Multiple Sklerose und Schwangerschaft

Während der Schwangerschaft nimmt die Wahrscheinlichkeit für einen Schub ab. In den ersten drei Monaten nach der Geburt nimmt sie zu. Stillen scheint vor Schüben zu schützen. MS-Medikamente können sich auf das ungeborene Kind auswirken, weswegen besondere Vorsicht geboten ist. Nicht jedes Medikament darf in der Schwangerschaft gegeben werden. Eine Schwangerschaft sollte daher möglichst in einer stabilen Phase der Erkrankung geplant und Medikamente eher abgesetzt werden - zumal sie, wie oben beschrieben, einen gewissen Schutz vor Schüben bietet. Die Therapie eines schweren Schubes mit Kortison ist in der Schwangerschaft ab dem zweiten Schwangerschaftsdrittel möglich. Wenn Kortison im ersten Schwangerschaftsdrittel gegeben wird, besteht ein erhöhtes Risiko, dass das Kind mit einer Lippen-Kiefer-Gaumenspalte geboren wird. Die meisten Immuntherapien werden allerdings über die Muttermilch an den Säugling weitergegeben, was die Entscheidung über einen Therapiebeginn verkompliziert.

Leben mit Multipler Sklerose

MS ist eine chronische Erkrankung. Verunsicherung - ein besseres Wort gibt es wohl nicht für das, was Menschen mit Multipler Sklerose oft empfinden. Wie geht es weiter im Leben? Kann ich meine privaten und beruflichen Träume und Pläne noch verwirklichen? Was kann ich gegen diese Krankheit tun? Ein selbstbestimmtes Leben mit MS ist möglich. Multiple Sklerose steht grundsätzlich weder einer Ausbildung noch der Berufsausübung, Freundschaften, Sport, sozialen Kontakten oder der Gründung einer Familie im Wege.

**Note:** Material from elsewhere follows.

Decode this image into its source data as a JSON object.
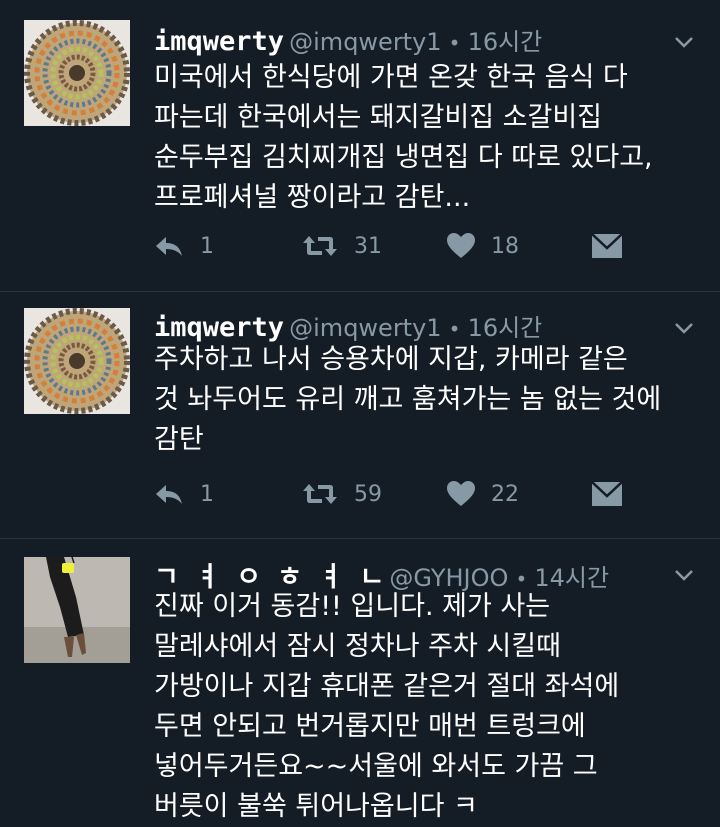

Mithilfe der zahlreichen Therapieoptionen und der aktiven Vermeidung von Risikofaktoren und Umstellung seines Lebensstils lässt sich die Erkrankung heute gut kontrollieren. Die allermeisten Menschen mit Multipler Sklerose (MS) können ein selbstständiges und selbstbestimmtes Leben führen und lange Zeit mobil bleiben.